Kevin Malunga​


Former Deputy Public Protector of South Africa (2012-2019)
State Law Advisor
Expert in Counter-Corruption

Kevin Malunga is a Johannesburg-based lawyer who has served as an academic, bureaucrat, researcher, entrepreneur, anti-corruption commissioner and ombudsman at different stages of his career. His most recent role was as the Deputy Public Protector of the Republic of South Africa. In this role his focus was on preventing and redressing the negative impact of state action or inaction through conducting investigations into corruption and service failure by state organs. Other recent contributions include serving as State Law Adviser/Spokesperson to the Marikana Judicial Commission of Inquiry.

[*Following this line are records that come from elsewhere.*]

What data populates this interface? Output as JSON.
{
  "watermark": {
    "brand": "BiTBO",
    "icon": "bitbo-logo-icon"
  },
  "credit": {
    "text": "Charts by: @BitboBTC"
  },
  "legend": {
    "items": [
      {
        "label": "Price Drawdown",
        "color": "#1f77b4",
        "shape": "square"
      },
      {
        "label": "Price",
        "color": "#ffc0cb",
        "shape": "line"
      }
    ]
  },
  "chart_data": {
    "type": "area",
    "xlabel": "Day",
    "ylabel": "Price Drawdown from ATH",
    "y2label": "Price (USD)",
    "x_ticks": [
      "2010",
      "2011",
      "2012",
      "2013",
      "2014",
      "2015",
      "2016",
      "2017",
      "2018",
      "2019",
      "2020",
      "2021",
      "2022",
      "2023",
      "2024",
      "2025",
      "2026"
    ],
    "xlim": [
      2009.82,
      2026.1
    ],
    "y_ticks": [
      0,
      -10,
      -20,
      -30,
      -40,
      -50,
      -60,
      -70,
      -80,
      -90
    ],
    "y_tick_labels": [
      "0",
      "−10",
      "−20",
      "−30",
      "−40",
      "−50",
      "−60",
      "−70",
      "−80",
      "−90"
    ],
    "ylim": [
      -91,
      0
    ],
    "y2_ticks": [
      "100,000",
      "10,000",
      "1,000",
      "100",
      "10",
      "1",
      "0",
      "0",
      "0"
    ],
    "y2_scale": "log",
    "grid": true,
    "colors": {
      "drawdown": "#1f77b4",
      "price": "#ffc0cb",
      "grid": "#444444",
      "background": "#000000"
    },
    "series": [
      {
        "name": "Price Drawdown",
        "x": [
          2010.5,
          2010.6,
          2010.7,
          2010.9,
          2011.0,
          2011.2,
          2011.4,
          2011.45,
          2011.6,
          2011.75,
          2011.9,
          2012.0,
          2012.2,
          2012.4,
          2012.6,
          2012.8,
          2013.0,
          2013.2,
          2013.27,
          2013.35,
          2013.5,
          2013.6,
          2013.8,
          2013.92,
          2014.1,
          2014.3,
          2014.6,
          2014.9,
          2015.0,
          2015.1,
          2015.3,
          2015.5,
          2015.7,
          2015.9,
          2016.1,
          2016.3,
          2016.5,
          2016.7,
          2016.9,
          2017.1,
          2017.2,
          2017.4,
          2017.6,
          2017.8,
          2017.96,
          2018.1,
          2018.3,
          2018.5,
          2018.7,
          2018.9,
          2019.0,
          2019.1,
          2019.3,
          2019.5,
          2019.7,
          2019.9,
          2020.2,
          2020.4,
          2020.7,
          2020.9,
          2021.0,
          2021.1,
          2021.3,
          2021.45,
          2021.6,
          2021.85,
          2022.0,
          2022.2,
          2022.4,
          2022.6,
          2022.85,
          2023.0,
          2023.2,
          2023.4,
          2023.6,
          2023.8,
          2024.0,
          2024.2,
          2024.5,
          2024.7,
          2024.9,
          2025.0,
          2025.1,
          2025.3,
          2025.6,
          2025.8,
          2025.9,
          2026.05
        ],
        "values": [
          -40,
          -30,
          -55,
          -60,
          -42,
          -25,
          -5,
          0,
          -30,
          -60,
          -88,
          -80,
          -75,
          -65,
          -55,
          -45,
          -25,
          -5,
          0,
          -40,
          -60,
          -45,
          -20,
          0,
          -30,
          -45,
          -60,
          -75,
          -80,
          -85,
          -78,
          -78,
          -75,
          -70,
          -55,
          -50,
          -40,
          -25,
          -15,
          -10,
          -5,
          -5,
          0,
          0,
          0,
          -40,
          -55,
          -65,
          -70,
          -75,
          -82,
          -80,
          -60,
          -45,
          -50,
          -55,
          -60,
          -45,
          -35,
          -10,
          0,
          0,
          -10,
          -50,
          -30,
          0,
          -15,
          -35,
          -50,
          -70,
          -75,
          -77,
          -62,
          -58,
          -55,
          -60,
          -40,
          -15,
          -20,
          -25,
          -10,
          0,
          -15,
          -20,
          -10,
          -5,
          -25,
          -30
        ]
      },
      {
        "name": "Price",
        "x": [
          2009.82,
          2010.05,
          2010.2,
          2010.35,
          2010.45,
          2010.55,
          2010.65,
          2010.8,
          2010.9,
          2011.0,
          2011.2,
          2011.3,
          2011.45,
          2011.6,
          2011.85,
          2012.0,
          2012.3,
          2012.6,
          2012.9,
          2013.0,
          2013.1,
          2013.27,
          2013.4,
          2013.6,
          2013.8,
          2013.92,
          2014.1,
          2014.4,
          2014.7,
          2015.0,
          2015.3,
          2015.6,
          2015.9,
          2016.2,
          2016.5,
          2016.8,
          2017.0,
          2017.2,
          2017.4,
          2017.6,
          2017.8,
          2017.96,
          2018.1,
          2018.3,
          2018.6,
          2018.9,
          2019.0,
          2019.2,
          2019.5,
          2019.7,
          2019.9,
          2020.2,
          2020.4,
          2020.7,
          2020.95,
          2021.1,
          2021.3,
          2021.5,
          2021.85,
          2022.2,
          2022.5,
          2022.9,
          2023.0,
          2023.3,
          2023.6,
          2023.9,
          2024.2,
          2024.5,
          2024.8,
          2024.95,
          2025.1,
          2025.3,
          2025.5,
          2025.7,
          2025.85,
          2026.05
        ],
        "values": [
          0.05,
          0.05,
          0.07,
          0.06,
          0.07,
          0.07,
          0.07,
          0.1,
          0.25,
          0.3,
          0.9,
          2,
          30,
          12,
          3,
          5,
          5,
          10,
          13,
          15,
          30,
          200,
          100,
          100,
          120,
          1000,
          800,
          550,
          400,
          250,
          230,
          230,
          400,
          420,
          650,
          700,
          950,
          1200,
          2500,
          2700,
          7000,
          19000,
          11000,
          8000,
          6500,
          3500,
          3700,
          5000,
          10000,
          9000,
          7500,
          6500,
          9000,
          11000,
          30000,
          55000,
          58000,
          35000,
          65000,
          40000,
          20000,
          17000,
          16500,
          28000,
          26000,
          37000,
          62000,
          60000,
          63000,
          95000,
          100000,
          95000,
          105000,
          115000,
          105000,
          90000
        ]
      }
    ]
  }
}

Mr Malunga also served as a State Law Adviser on Policy Co-ordination and Monitoring at the Department of Justice and Constitutional Development, with his responsibilities including the Traditional Courts Bill, the Discussion Document on the Transformation of the Judiciary, drafting legislation and formulating policy. He has also served as an aide and researcher to the Committee on Institutional Models in the Office of the South African Chief Justice, where he was also Acting Chief of Staff. He has been a member of the American Society of International Law from 2002.  He is passionate about fighting corruption and good governance, in particular the role of the rule of law in ensuring stable democratic dispensations and as a catalyst for investment and strong economies. His work has exposed him to all echelons of the public and private sector including Heads of State, government officials and corporate leaders.  He has also been very active in empowering the most impoverished and vulnerable in the community. He holds a BA Law from the University of Swaziland. He also acquired an LLB degree from the University of Natal in South Africa and an LLM in International Law from Georgetown University Law Centre in Washington DC. He is currently a candidate for Doctor of Juridical Science at the University of Wisconsin-Madison Law School in the US. His dissertation focuses on economic justice in South Africa, in particular the right to housing, assessing the ability of courts to effect social change.  He also lectured in law at the University of Natal, and the University of the Witwatersrand.